Lionel Peterson lionel4287 at gmail.com
Mon Mar 9 12:19:21 CDT 2009


On Mar 8, 2009, at 11:31 PM, Joshua Boyd <jdboyd at jdboyd.net> wrote:

> On Mar 8, 2009, at 11:38 AM, Lionel Peterson wrote:
>
>> (Lionel said:)
>>>> SPARC desktops have small memory capacities, based on current
>>>> standards.
>>>
>>> ...which says more about current standards than it does about SPARC
>>> desktops.  They still do everything they ever did, after all.
>>
>> Agreed, the person posting the query was looking for guidance on  
>> SPARC hardware, I assume they have some background in other  
>> platforms, and I was setting expectations about memory capacity in  
>> these 'mature' systems.
>>
>> I could happily "kick it old skool" with an SS5/170, but I'd have  
>> limits on what I could do, compared with an x86 box running either  
>> Solaris or OpenSolaris. As I see it, unless you need the SPARC  
>> instruction set (and the OP wanted it), a $200 PC[0] can likely  
>> best a free Ultra 60 loaded with RAM, Dual CPUs and fast SCSI HDs  
>> for normal desktop usage of current software, and if you have to  
>> pay for power and AC/cooling, it won't take too long for the $200  
>> PC to have a lower total cost of operation.
>
> I disagree about a $200 PC besting a free Ultra 60, unless you mean  
> unimportant things like how many FLOPs it can do.  No amount of  
> power savings can equal the cost to my soul.

That is a metric I choose to leave out.

> Oh, and having Solaris JUST WORK has to be something.  I see a lot  
> of complaints about NIC and SATA problems with PC using Solaris users.

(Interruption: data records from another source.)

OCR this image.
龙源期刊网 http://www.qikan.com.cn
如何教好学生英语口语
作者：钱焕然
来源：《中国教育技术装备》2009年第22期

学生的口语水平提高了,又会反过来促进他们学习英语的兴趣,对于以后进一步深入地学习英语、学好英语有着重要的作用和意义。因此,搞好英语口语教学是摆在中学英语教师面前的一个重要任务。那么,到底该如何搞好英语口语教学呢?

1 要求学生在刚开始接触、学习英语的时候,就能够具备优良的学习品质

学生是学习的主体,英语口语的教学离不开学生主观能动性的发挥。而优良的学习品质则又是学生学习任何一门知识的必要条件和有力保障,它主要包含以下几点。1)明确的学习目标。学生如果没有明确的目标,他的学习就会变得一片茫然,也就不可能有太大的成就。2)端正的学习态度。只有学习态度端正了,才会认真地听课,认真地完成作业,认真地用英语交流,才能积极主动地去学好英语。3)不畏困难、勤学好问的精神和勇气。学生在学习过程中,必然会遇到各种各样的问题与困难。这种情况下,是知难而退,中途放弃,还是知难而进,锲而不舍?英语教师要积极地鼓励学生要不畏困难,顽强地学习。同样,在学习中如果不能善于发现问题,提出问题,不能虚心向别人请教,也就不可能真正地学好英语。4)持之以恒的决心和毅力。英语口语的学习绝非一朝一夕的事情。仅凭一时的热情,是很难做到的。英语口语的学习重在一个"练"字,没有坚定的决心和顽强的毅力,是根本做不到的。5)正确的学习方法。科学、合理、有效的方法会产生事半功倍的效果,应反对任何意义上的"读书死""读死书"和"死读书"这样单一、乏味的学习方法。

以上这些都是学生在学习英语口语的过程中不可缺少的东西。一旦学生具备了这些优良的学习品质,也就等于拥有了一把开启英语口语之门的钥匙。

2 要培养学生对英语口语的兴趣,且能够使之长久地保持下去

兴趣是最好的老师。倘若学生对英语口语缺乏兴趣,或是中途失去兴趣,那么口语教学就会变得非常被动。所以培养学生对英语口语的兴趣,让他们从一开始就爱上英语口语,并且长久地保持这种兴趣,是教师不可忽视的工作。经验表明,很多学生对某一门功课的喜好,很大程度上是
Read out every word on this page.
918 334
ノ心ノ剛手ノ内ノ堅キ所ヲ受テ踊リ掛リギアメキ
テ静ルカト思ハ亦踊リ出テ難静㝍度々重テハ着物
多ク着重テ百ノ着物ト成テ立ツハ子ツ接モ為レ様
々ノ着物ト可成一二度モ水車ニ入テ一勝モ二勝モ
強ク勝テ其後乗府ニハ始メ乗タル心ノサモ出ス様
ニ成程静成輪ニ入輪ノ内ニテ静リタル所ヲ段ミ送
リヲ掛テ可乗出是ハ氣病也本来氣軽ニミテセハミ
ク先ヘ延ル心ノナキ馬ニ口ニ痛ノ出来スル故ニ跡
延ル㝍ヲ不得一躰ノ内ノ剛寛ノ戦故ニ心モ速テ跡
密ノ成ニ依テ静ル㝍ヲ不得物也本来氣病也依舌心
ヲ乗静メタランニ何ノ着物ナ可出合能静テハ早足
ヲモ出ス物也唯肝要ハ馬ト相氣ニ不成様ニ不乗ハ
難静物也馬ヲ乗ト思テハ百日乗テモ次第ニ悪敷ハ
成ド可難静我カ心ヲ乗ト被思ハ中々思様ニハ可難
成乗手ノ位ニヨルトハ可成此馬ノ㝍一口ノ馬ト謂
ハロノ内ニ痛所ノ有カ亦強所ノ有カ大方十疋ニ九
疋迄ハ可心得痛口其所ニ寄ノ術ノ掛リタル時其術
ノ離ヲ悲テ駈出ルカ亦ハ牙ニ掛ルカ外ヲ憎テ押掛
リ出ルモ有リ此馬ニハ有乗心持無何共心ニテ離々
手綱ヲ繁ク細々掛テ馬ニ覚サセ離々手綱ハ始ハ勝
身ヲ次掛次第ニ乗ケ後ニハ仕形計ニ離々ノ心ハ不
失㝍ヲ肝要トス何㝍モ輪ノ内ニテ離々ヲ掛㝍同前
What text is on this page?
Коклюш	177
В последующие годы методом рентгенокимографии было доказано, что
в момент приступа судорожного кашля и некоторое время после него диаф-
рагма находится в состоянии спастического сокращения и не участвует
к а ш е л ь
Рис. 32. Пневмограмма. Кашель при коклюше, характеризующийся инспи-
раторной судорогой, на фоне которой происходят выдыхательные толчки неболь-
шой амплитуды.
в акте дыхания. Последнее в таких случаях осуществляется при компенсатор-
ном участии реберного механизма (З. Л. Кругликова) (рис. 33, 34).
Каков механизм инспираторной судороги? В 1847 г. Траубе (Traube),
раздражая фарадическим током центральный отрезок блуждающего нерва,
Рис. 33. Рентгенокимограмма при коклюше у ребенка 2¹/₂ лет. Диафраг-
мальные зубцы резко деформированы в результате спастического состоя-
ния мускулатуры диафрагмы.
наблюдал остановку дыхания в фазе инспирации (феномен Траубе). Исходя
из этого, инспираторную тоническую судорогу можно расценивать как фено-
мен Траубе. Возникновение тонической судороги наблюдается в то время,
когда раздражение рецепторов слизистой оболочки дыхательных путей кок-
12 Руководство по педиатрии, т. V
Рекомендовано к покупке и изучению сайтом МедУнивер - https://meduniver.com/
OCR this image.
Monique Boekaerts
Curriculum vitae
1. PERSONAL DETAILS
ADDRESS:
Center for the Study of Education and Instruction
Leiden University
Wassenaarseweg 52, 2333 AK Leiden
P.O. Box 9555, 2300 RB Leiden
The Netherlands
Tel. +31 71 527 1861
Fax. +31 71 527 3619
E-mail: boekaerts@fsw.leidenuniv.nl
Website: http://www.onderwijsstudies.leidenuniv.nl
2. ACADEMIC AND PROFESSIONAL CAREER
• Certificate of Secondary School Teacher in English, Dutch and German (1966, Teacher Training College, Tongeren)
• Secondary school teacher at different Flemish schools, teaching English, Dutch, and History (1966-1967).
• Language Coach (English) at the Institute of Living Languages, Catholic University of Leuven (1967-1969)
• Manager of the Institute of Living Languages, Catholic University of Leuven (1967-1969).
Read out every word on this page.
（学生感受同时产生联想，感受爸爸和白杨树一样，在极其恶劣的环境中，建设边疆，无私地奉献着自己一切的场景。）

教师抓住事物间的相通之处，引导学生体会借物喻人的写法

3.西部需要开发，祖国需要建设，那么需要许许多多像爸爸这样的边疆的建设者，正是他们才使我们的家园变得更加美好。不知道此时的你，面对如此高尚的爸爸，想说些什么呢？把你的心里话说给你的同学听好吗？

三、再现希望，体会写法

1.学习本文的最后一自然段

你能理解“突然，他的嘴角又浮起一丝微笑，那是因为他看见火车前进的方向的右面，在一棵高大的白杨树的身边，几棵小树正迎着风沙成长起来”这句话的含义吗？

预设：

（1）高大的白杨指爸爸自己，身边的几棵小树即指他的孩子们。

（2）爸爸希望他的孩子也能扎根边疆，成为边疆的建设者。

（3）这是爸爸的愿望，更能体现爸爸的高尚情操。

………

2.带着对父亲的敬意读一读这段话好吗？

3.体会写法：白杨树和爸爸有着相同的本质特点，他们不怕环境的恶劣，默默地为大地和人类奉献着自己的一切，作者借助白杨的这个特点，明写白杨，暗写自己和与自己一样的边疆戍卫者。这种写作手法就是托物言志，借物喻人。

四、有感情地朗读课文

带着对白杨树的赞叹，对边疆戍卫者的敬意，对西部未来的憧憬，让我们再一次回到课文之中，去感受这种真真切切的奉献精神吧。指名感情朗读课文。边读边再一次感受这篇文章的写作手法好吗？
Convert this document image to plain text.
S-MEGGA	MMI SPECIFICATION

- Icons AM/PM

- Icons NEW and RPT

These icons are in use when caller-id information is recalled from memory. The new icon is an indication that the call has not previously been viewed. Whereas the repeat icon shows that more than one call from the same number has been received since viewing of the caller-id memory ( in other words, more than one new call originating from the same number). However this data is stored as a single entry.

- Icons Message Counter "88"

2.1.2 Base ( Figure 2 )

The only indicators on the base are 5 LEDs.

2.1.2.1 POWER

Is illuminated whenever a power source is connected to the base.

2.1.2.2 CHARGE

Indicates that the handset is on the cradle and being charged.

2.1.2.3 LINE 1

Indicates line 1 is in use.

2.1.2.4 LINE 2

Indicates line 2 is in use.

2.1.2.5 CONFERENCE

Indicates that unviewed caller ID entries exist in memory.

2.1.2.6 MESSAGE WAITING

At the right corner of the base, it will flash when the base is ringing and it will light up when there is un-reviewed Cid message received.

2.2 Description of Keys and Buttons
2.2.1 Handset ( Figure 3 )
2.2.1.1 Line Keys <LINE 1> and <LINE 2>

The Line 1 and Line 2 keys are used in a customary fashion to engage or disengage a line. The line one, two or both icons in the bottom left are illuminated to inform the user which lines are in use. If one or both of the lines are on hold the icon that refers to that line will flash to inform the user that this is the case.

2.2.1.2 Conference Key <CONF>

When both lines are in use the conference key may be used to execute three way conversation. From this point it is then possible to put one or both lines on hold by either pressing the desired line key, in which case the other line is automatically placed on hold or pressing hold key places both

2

The effort involved in locating NIC, SATA, Video cards that are  
suitable for Solaris is no greater than that involved in finding 3rd  
party vendor cards for a SPARC system. Stick with major vendors  
(Intel, etc.) and it becomes trivial.

> Obviously I'm feeling defensive.

Hadn't noticed ;^) It is your soul you're defending...

> BTW, I wouldn't call 4 gigs a small capacity, which is what my U80  
> has.

It ist't noteworthy either, many MBs will support 8 Gigs these days,  
and the RAM is faster tech.

> I don't recall who said that above, and I suppose a U60 probably  
> only goes to 2 gigs, which I still wouldn't call terribly small.

The Asus EEE supports 2 Gigs also.

> Despite the 4 gigs, the U80 still runs Firefox sluggishly.  I want  
> to see a good GNOME (or KDE, or XFCE, I don't care) webkit browser.

4 Gigs and a quad processor, and your browser is sluggish? That isn't  
going to ween others off their Intel Teats.